Three alternative revenue streams that show promise for publishers in a post-COVID world

Three alternative revenue streams that show promise for publishers in a post-COVID world

Despite all the challenges, 2020 has had some bright spots for publishers. Subscriptions have almost universally boomed, and traffic to sites has hit record highs as audiences turn to publishers for vital information – or as a distraction from – the pandemic.

Publishers have not rested on their laurels, but instead have come up with ways to engage new and existing audiences. In fact, nearly three in four publishers have created new content products in direct response to COVID-19, according to a survey by Brand United and Publishing Executive.

But beyond the obvious ways of making money, there have been some alternative revenue streams that have grown and evolved during lockdown. Here, we take a look at three of the most common, and importantly, what the outlook is for publishers looking to develop them into a post-pandemic world.

Digital editions

In March, with supermarkets only open for essential items and postal services disrupted, many publishers with print magazines had to put contingency plans in place to be able to get copies to customers. Some, like The Week Junior, made digital copies of their magazines available to subscribers in order to have a ‘backup’ to the print magazine.

Although the print magazine is still first and foremost for The Week Junior, they still have around 3,000 people looking at the digital edition each month. Editor in Chief Anna Bassi said that this means if children are able to go on holiday, “they could still get their Week Junior while they’re away.”

Another publisher seeing success with a digital edition is Stylist magazine. Stylist were already planning an app edition, but accelerated their plans as lockdown put a stop to distributing the free weekly magazine in UK cities. They continued producing a weekly digital version, with individual issues or a variety of subscription options available to purchase in the app.

The digital subscription has been such a successful move for Stylist that CEO Ella Dolphin recently said that the magazine “will not go back to being a free title”. Its print version returned in early October as a monthly issue, available via subscription or Ocado delivery.

While it is difficult to assess how long-lasting the surge in interest in digital magazines will last, the effects of the pandemic have gone on long enough to establish patterns in user behaviour. Now it is up to publishers to ensure their content is engaging enough to command loyalty when life starts getting back to normal.

Virtual events

Much has been written about publishing’s pivot to virtual events. But as consumers warm up to the idea of paying for digital ‘tickets’ and event organisers get smarter with their offerings, virtual events are proving to be a solid revenue stream.

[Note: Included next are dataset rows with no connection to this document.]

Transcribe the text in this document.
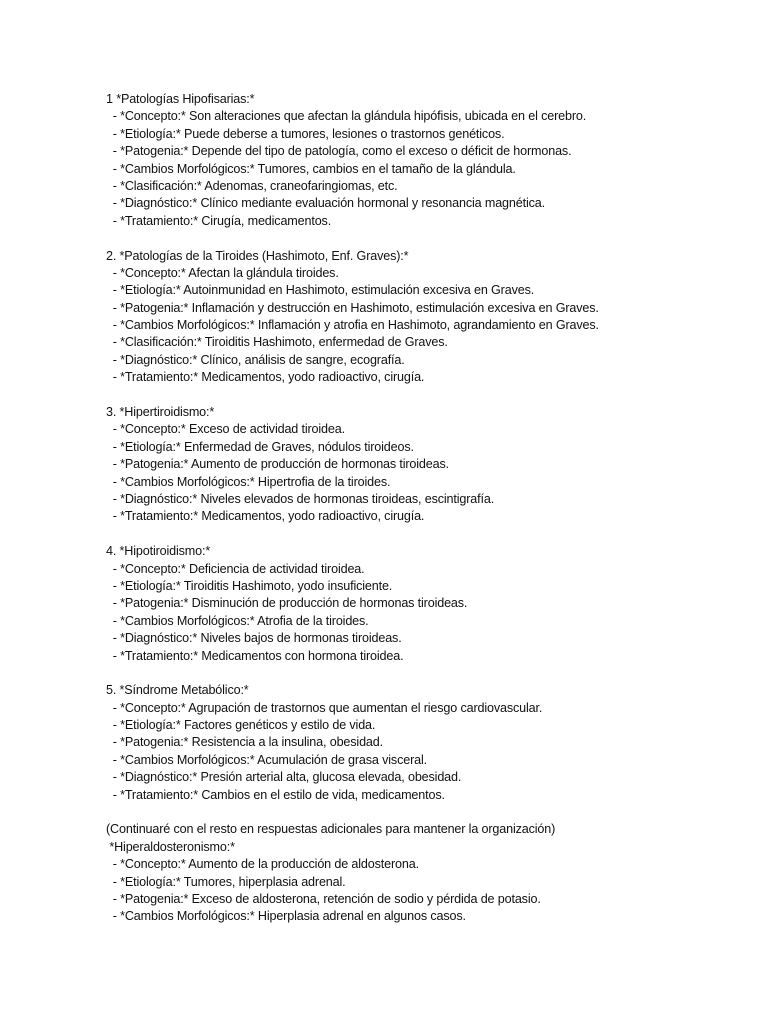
1 *Patologías Hipofisarias:*
- *Concepto:* Son alteraciones que afectan la glándula hipófisis, ubicada en el cerebro.
- *Etiología:* Puede deberse a tumores, lesiones o trastornos genéticos.
- *Patogenia:* Depende del tipo de patología, como el exceso o déficit de hormonas.
- *Cambios Morfológicos:* Tumores, cambios en el tamaño de la glándula.
- *Clasificación:* Adenomas, craneofaringiomas, etc.
- *Diagnóstico:* Clínico mediante evaluación hormonal y resonancia magnética.
- *Tratamiento:* Cirugía, medicamentos.
2. *Patologías de la Tiroides (Hashimoto, Enf. Graves):*
- *Concepto:* Afectan la glándula tiroides.
- *Etiología:* Autoinmunidad en Hashimoto, estimulación excesiva en Graves.
- *Patogenia:* Inflamación y destrucción en Hashimoto, estimulación excesiva en Graves.
- *Cambios Morfológicos:* Inflamación y atrofia en Hashimoto, agrandamiento en Graves.
- *Clasificación:* Tiroiditis Hashimoto, enfermedad de Graves.
- *Diagnóstico:* Clínico, análisis de sangre, ecografía.
- *Tratamiento:* Medicamentos, yodo radioactivo, cirugía.
3. *Hipertiroidismo:*
- *Concepto:* Exceso de actividad tiroidea.
- *Etiología:* Enfermedad de Graves, nódulos tiroideos.
- *Patogenia:* Aumento de producción de hormonas tiroideas.
- *Cambios Morfológicos:* Hipertrofia de la tiroides.
- *Diagnóstico:* Niveles elevados de hormonas tiroideas, escintigrafía.
- *Tratamiento:* Medicamentos, yodo radioactivo, cirugía.
4. *Hipotiroidismo:*
- *Concepto:* Deficiencia de actividad tiroidea.
- *Etiología:* Tiroiditis Hashimoto, yodo insuficiente.
- *Patogenia:* Disminución de producción de hormonas tiroideas.
- *Cambios Morfológicos:* Atrofia de la tiroides.
- *Diagnóstico:* Niveles bajos de hormonas tiroideas.
- *Tratamiento:* Medicamentos con hormona tiroidea.
5. *Síndrome Metabólico:*
- *Concepto:* Agrupación de trastornos que aumentan el riesgo cardiovascular.
- *Etiología:* Factores genéticos y estilo de vida.
- *Patogenia:* Resistencia a la insulina, obesidad.
- *Cambios Morfológicos:* Acumulación de grasa visceral.
- *Diagnóstico:* Presión arterial alta, glucosa elevada, obesidad.
- *Tratamiento:* Cambios en el estilo de vida, medicamentos.
(Continuaré con el resto en respuestas adicionales para mantener la organización)
*Hiperaldosteronismo:*
- *Concepto:* Aumento de la producción de aldosterona.
- *Etiología:* Tumores, hiperplasia adrenal.
- *Patogenia:* Exceso de aldosterona, retención de sodio y pérdida de potasio.
- *Cambios Morfológicos:* Hiperplasia adrenal en algunos casos.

The biggest benefit to virtual events is that anyone can attend from anywhere in the world. This opens the reach of the event up, meaning that publishers can either offer a scaled proposition to advertisers, or sell more tickets than they could if it was a physical event – even if prices are lower.

The FT are one example of a publisher seeing success with both advertisers and audiences. Their virtual event The Global Boardroom was spun up very quickly during lockdown, and with 110 speakers, it attracted 52,000 registrations from around the world. This scale, and the analytics capabilities of their event software, has been a key selling point for sponsors.

For the second edition of The Global Boardroom, coming up in November, the publisher is taking a freemium approach to ticketing. There is a free pass available which gives access to talks, Q&As and polls. There are then two paid options; a $65 pass which gives on-demand access to talks and summary reports, then a top-tier ‘Professional Pass’ which adds 1-1 networking, exclusive access to extra sessions, and a business community area.

But virtual events show promise beyond global scale and ticket revenue. Of the 52,000 people the FT had attending their first event, three-quarters were completely new to them. This in turn provides a valuable opportunity to feed their subscription pipeline, and promote other FT work to them.

For some publishers, events will be difficult to translate to the virtual space in a way that brings in any notable form of revenue. But as organisations like the FT have demonstrated, there are plenty of ways to be creative in this space and grow virtual events into a substantial revenue stream for the pandemic and beyond.

Shopping festivals

Ecommerce is not a new revenue stream for publishers, but some have got creative in driving traffic and sales during lockdown. Ecommerce is reliant on events like Amazon’s Prime Day – which was postponed this year from July to October due to the pandemic – for boosts outside of the Christmas shopping season.

But with shoppers stuck at home, some publishers have created their own ‘virtual shopping festivals’ to capture the buzz of Prime Day for themselves. 

The Strategist came up with its own “Two Day (Actually Good) Sale” in May to capitalise on an exceptional second quarter, where they had seen an 85% year-over-year increase in commerce revenue. Compared to the site’s average performance of an ecommerce article, there was a 50% increase in both average click-through rates and earnings per click for items included in the sale.

Cosmopolitan also launched its own virtual shopping festival in August called “Hauliday”, which involved 96 brands offering exclusive deals to Cosmo’s audience. Like The Strategist, Cosmopolitan had seen an opportunity as the pandemic caused its affiliate business to grow 288% year-over-year. 

Being able to manufacture a buzz around a publisher’s own shopping channels is a vital step in reducing reliance on Amazon’s own shopping holidays, which will first and foremost serve their interests. It is something that can be easily replicated and grown in the years to come.